Photos © Patrice Nin

Théâtre du Capitole, 23 novembre 2014

mardi 11 novembre 2014

Macbeth : le coup de poing d'un Verdi toujours politique


Tragique et grotesque, émotion et dérision. Une estrade échiquier avec reine, roi, fous, et pions déplacés, sacrifiés. Quatre morceaux de tôle, des bidons, des cuvettes. Bouts de ficelle et bouts de scotch, têtes de mort clownesques, machettes en toc. Sans artifices complexes, sans vedettes, mais avec une intensité fulgurante, Brett Bailey fait de l'opéra un objet politique qui dénonce, questionne, sidère. Comme le concevait Verdi. C'est la couronne coup de poing du tyran que l'on prend en pleine figure avec ce Macbeth au Congo.

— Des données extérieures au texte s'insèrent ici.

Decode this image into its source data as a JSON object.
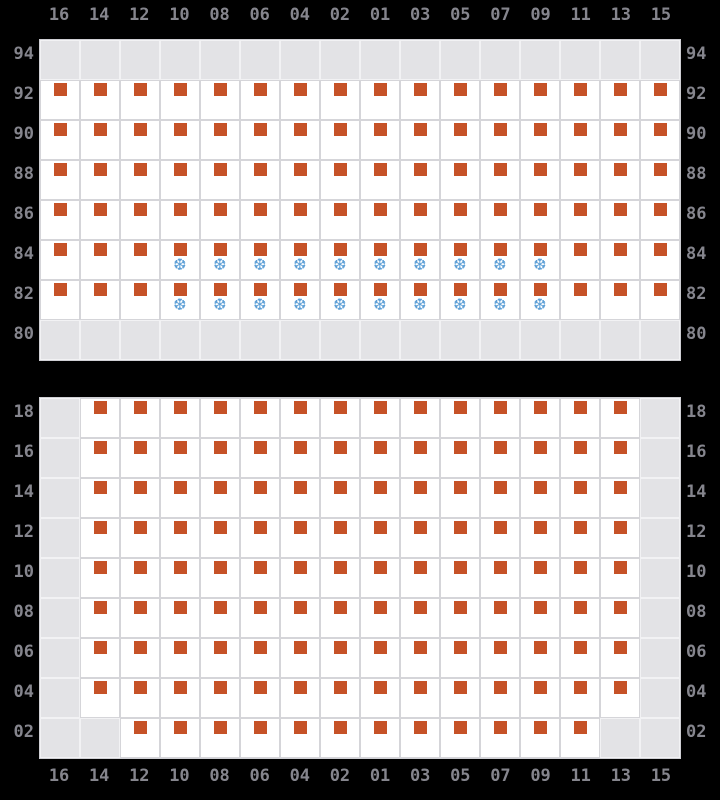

Pas de sorcières préparant quelque infusion de langues de vipères – mais un chœur antique émouvant, pas de fantôme sanguinolent surgissant parmi les convives – mais un cadavre qui reste cadavre, pas de folie somnambulique ni de lavage frénétique – mais une introspection. Massacres, complicités occidentales, omniprésence du fric et des armes, sont puissamment évoqués par l'humour grinçant des pantomimes et des projections. Les sur-titres s'éloignent de la lettre pour donner l'esprit et le goût du jour : familiers et malpolis. Habilement intriqués, Shakespeare et réalité font un propos implacable, Verdi et rythmes africains une partition saisissante.




En jeans et baskets et sous l'impulsion de son chef Premil Petrovic et de son frétillant premier violon Mladen Drenic, l'orchestre serbe No Borders Orchestra sait dire l'urgence verdienne malgré son effectif réduit. Des dix chanteurs sud-africains, impassibles, bien rangés, statues qui fixent, défient le public dès qu'il entre dans la salle, trois s'emparent des rôles principaux avec la fougue et l'impertinence de la jeunesse. Sec, vaguement inquiétant, Madoda Ebenezer Sawuli fait un Banco solide. Owen Metsileng (Macbeth) et Nobulumko Mngxekeza (Lady Macbeth) sont d'abord des corps sans complexes, généreux, puissants, qui montrent et se montrent, se vautrent devant la télé en pyjamas panthère. Les voix sont brillantes, impeccables de justesse (tel ne fut pas le cas de certain Macbeth aguerri entendu récemment au MET), de diction italienne, d'émotion. On pardonnera certains aigus râpeux d'une Lady Macbeth qui fait sa lessive en gants latex – préfiguration d'autres nettoyages, donne un superbe brindisi en dansant lascivement et s'abandonne à une folie figée à côté d'une cuvette désormais vide. Plus rien ne peut laver les crimes.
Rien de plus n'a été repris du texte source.